2021/11/23 20:13:35 31409 Serve() returning...
2021/11/23 20:13:35 listen and serve error:accept tcp [::]:9090: use of closed network connection
再次发送请求,可以看到程序依然能够接收请求
$ curl "http://0.0.0.0:9090/ping"
pong
------
[GIN] 2021/11/24 - 16:05:39 | 200 | 12.848µs | 127.0.0.1 | GET "/ping"
3. Timeout and MaxHeaderBytes
There are three variables exported by the package that control the values set for DefaultReadTimeOut
,DefaultWriteTimeOut
, and MaxHeaderBytes
on the innter http.server
DefaultReadTimeOut time.Duration
DefaultWriteTimeOut time.Duration
DefaultMaxHeaderBytes int
The endless default behaviour is to use the same defaults defined in net/http
These hava impact on endless by potentially not letting the parent process die until all connections are handled/finished
查看 endlessServer
源码:
type endlessServer struct {
http.Server
EndlessListener net.Listener
SignalHooks map[int]map[os.Signal][]func()

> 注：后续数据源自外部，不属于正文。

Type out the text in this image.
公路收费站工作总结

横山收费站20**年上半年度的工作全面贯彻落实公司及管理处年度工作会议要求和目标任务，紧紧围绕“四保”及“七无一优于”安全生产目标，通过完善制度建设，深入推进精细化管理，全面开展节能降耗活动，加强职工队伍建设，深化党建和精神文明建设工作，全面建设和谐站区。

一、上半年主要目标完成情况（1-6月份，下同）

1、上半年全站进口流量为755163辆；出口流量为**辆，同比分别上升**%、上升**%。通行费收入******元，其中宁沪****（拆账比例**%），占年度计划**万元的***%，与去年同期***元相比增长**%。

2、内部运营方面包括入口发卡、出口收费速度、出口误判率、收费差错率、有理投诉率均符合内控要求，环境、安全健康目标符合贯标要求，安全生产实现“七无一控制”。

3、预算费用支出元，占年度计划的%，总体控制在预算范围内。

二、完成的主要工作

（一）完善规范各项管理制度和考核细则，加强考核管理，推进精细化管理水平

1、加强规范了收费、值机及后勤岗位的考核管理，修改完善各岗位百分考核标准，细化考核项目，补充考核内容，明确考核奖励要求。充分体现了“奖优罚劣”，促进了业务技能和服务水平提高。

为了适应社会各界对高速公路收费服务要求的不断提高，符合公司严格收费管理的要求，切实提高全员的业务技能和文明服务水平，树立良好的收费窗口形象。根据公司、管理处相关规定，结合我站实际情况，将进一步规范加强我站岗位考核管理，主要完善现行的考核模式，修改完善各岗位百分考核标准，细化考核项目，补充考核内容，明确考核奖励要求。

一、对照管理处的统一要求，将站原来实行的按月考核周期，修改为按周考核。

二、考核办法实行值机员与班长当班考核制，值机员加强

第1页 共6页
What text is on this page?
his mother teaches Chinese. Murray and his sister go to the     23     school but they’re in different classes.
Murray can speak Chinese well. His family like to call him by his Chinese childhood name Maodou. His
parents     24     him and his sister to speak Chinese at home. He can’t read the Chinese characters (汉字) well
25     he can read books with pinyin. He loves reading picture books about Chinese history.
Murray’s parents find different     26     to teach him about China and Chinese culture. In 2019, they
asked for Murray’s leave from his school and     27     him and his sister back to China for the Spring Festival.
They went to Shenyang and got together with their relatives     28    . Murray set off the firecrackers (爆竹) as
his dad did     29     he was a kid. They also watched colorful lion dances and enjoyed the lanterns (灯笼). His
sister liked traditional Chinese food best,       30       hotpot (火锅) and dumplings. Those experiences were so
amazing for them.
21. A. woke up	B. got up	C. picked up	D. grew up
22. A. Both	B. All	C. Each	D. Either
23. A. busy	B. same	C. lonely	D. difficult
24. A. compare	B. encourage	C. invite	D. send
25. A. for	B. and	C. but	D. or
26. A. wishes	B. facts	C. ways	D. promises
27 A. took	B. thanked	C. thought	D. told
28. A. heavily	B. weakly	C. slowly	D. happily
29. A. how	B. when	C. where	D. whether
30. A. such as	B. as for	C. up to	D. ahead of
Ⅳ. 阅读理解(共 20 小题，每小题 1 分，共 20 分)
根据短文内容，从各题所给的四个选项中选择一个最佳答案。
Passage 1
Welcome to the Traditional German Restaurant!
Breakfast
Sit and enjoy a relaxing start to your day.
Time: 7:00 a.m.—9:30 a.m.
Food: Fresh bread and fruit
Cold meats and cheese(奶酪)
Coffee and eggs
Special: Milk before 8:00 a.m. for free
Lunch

tlsInnerListener *endlessListener
wg sync.WaitGroup
sigChan chan os.Signal
isChild bool
state uint8
lock *sync.RWMutex
BeforeBegin func(add string)
}
endless.ListenAndServe
func ListenAndServe(addr string, handler http.Handler) error {
server := NewServer(addr, handler)
return server.ListenAndServe()
}
endless.NewServer
:
func NewServer(addr string, handler http.Handler) (srv *endlessServer) {
// ...
srv.Server.Addr = addr
srv.Server.ReadTimeout = DefaultReadTimeOut
srv.Server.WriteTimeout = DefaultWriteTimeOut
srv.Server.MaxHeaderBytes = DefaultMaxHeaderBytes
srv.Server.Handler = handler
// ...
}
这里在创建 endlessServer
时,会使用默认的配置,当然也可以在创建完之后单独设置
简单示例:
package main
import (
"log"
"net/http"
"strconv"
"time"
"github.com/fvbock/endless"
"github.com/gin-gonic/gin"
)
func main() {
router := gin.Default()
router.GET("ping", func(c *gin.Context) {
time.Sleep(3 * time.Second)
seq, _ := strconv.Atoi(c.Query("seq"))
c.String(http.StatusOK, "pong-%d", seq)
})
server := endless.NewServer(":9090", router)
server.ReadTimeout = 1
server.WriteTimeout = 1
server.MaxHeaderBytes = 8 << 20
err := server.ListenAndServe()
if err != nil {
log.Fatal("listen and serve error:", err.Error())
}
}
4. Hammer Time
To deal with hanging request on the parent after restarting endless will hammer the parent 60 seconds after receiving the shutdown signal from the forked child process. When hammered still running requests get terminated. This behaviour can be controlled by another exported variable:
DefaultHammerTime time.Duration
The default is 60 seconds. When set to -1
hammerTime()
is not invoked automatically. You can then hammer the parent manually by sending SIGUSR2
. This will only hammer the parent if it is already in shutdown mode. So unless the process had received a SIGTERM
, SIGSTOP
, or SIGINT
(manually or by forking) brefore SIGUSR2
will be ignored
If you had hanging requests and the server got hammered you will see a log message like this :
2015/04/04 13:04:10 [STOP - Hammer Time] Forcefully shutting down parent
示例:
package main
import (
"log"
"net/http"
"strconv"
"time"
"github.com/fvbock/endless"
"github.com/gin-gonic/gin"
)
func main() {
router := gin.Default()
router.GET("ping", func(c *gin.Context) {
time.Sleep(3 * time.Second)
seq, _ := strconv.Atoi(c.Query("seq"))
c.String(http.StatusOK, "pong-%d", seq)
})
endless.DefaultHammerTime = 1 * time.Second
server := endless.NewServer(":9090", router)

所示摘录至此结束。